Koalas on JDK 11 raises `java.lang.UnsupportedOperationException`
ashwin153 opened this issue · comments
Ashwin Madavan commented
- PyArrow + PySpark on JDK 11 raises
java.lang.UnsupportedOperationException: sun.misc.Unsafe or java.nio.DirectByteBuffer.<init>(long, int) not available
. - According to https://stackoverflow.com/a/62625252 this can be resolved by setting
spark.driver.extraJavaOptions="-Dio.netty.tryReflectionSetAccessible=true"
and
spark.executor.extraJavaOptions="-Dio.netty.tryReflectionSetAccessible=true"

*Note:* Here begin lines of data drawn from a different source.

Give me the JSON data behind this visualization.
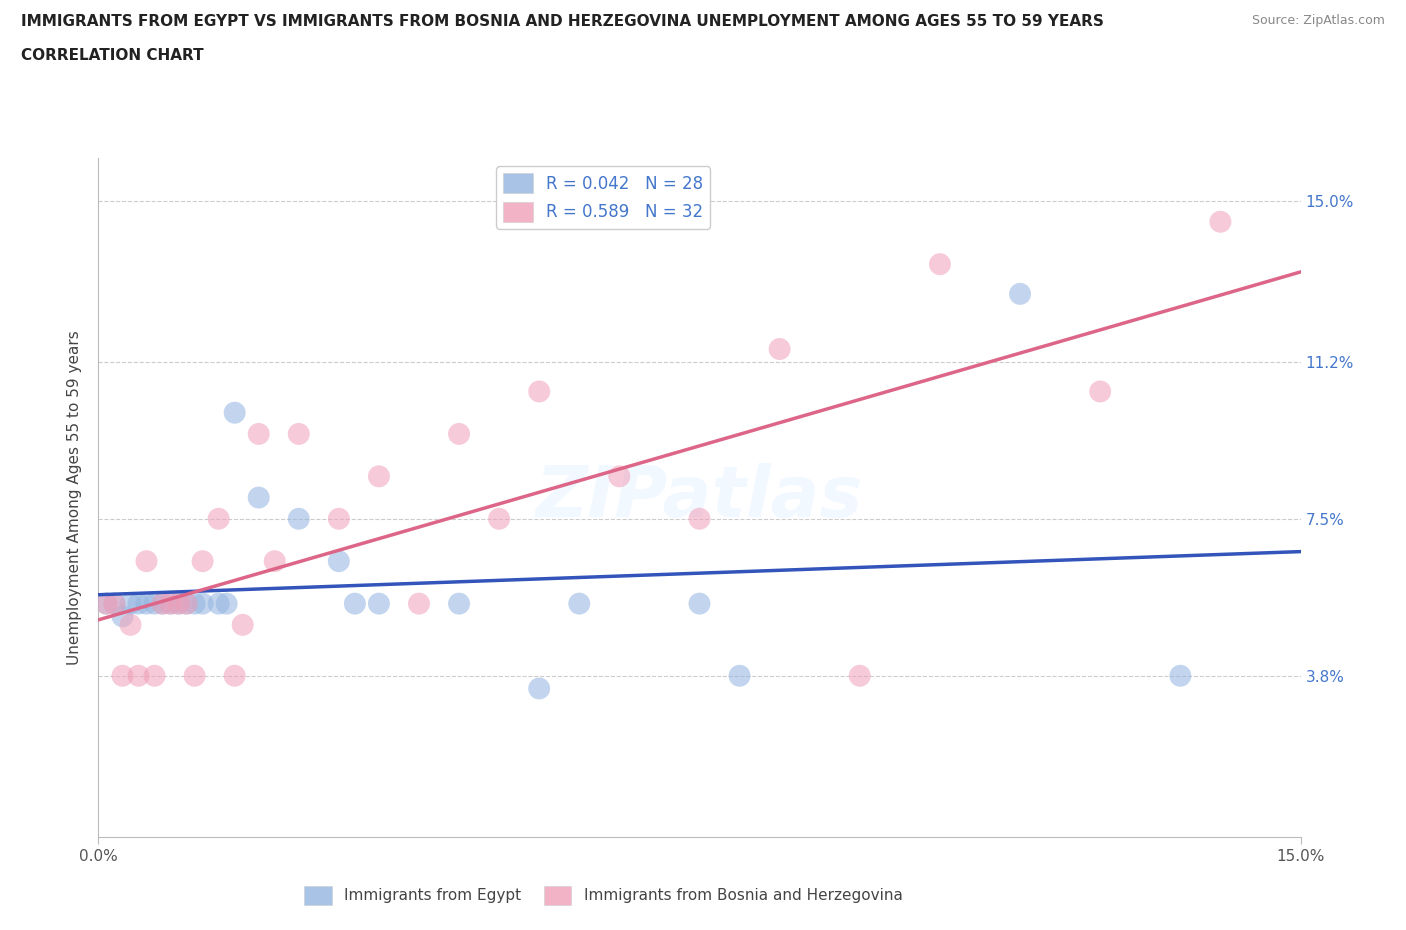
{
  "title_line1": "IMMIGRANTS FROM EGYPT VS IMMIGRANTS FROM BOSNIA AND HERZEGOVINA UNEMPLOYMENT AMONG AGES 55 TO 59 YEARS",
  "title_line2": "CORRELATION CHART",
  "source": "Source: ZipAtlas.com",
  "ylabel": "Unemployment Among Ages 55 to 59 years",
  "xlim": [
    0,
    15
  ],
  "ylim": [
    0,
    16
  ],
  "ytick_values": [
    3.8,
    7.5,
    11.2,
    15.0
  ],
  "ytick_labels": [
    "3.8%",
    "7.5%",
    "11.2%",
    "15.0%"
  ],
  "xtick_values": [
    0,
    15
  ],
  "xtick_labels": [
    "0.0%",
    "15.0%"
  ],
  "watermark": "ZIPatlas",
  "legend_r1": "R = 0.042",
  "legend_n1": "N = 28",
  "legend_r2": "R = 0.589",
  "legend_n2": "N = 32",
  "blue_scatter_color": "#92B4E0",
  "pink_scatter_color": "#F0A0B8",
  "blue_line_color": "#3355BB",
  "pink_line_color": "#DD6688",
  "title_color": "#222222",
  "right_axis_color": "#4477CC",
  "egypt_x": [
    0.1,
    0.2,
    0.3,
    0.4,
    0.5,
    0.6,
    0.7,
    0.8,
    0.9,
    1.0,
    1.1,
    1.2,
    1.3,
    1.5,
    1.6,
    1.7,
    2.0,
    2.5,
    3.0,
    3.2,
    3.5,
    4.5,
    5.5,
    6.0,
    7.5,
    8.0,
    11.5,
    13.5
  ],
  "egypt_y": [
    5.5,
    5.5,
    5.2,
    5.5,
    5.5,
    5.5,
    5.5,
    5.5,
    5.5,
    5.5,
    5.5,
    5.5,
    5.5,
    5.5,
    5.5,
    10.0,
    8.0,
    7.5,
    6.5,
    5.5,
    5.5,
    5.5,
    3.5,
    5.5,
    5.5,
    3.8,
    12.8,
    3.8
  ],
  "bosnia_x": [
    0.1,
    0.2,
    0.3,
    0.4,
    0.5,
    0.6,
    0.7,
    0.8,
    0.9,
    1.0,
    1.1,
    1.2,
    1.3,
    1.5,
    1.7,
    1.8,
    2.0,
    2.2,
    2.5,
    3.0,
    3.5,
    4.0,
    4.5,
    5.0,
    5.5,
    6.5,
    7.5,
    8.5,
    9.5,
    10.5,
    12.5,
    14.0
  ],
  "bosnia_y": [
    5.5,
    5.5,
    3.8,
    5.0,
    3.8,
    6.5,
    3.8,
    5.5,
    5.5,
    5.5,
    5.5,
    3.8,
    6.5,
    7.5,
    3.8,
    5.0,
    9.5,
    6.5,
    9.5,
    7.5,
    8.5,
    5.5,
    9.5,
    7.5,
    10.5,
    8.5,
    7.5,
    11.5,
    3.8,
    13.5,
    10.5,
    14.5
  ]
}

in the SparkContext. I reproduced the problem and verified this solution on Spark / PySpark3.0.2
, Koalas1.5.0
, and openjdk11.0.10
. - Because I would imagine this to be a relatively common configuration (Java 11 is the
default-jdk
on Ubuntu 20.04 LTS, and Spark 3 is the latest version), I propose adding this configuration to the default_session. If there is a way to detect the JDK version from Python, then this additional configuration could be conditionally applied depending on the impactedLooseVersion(pyarrow.__version__)
,LooseVersion(pyspark.__version__)
, and JDK versions.
Hyukjin Kwon commented
Sure, that sounds making sense.
Ashwin Madavan commented
Do you know how to get the JDK version? If so, I'd be happy to put up a PR for this change.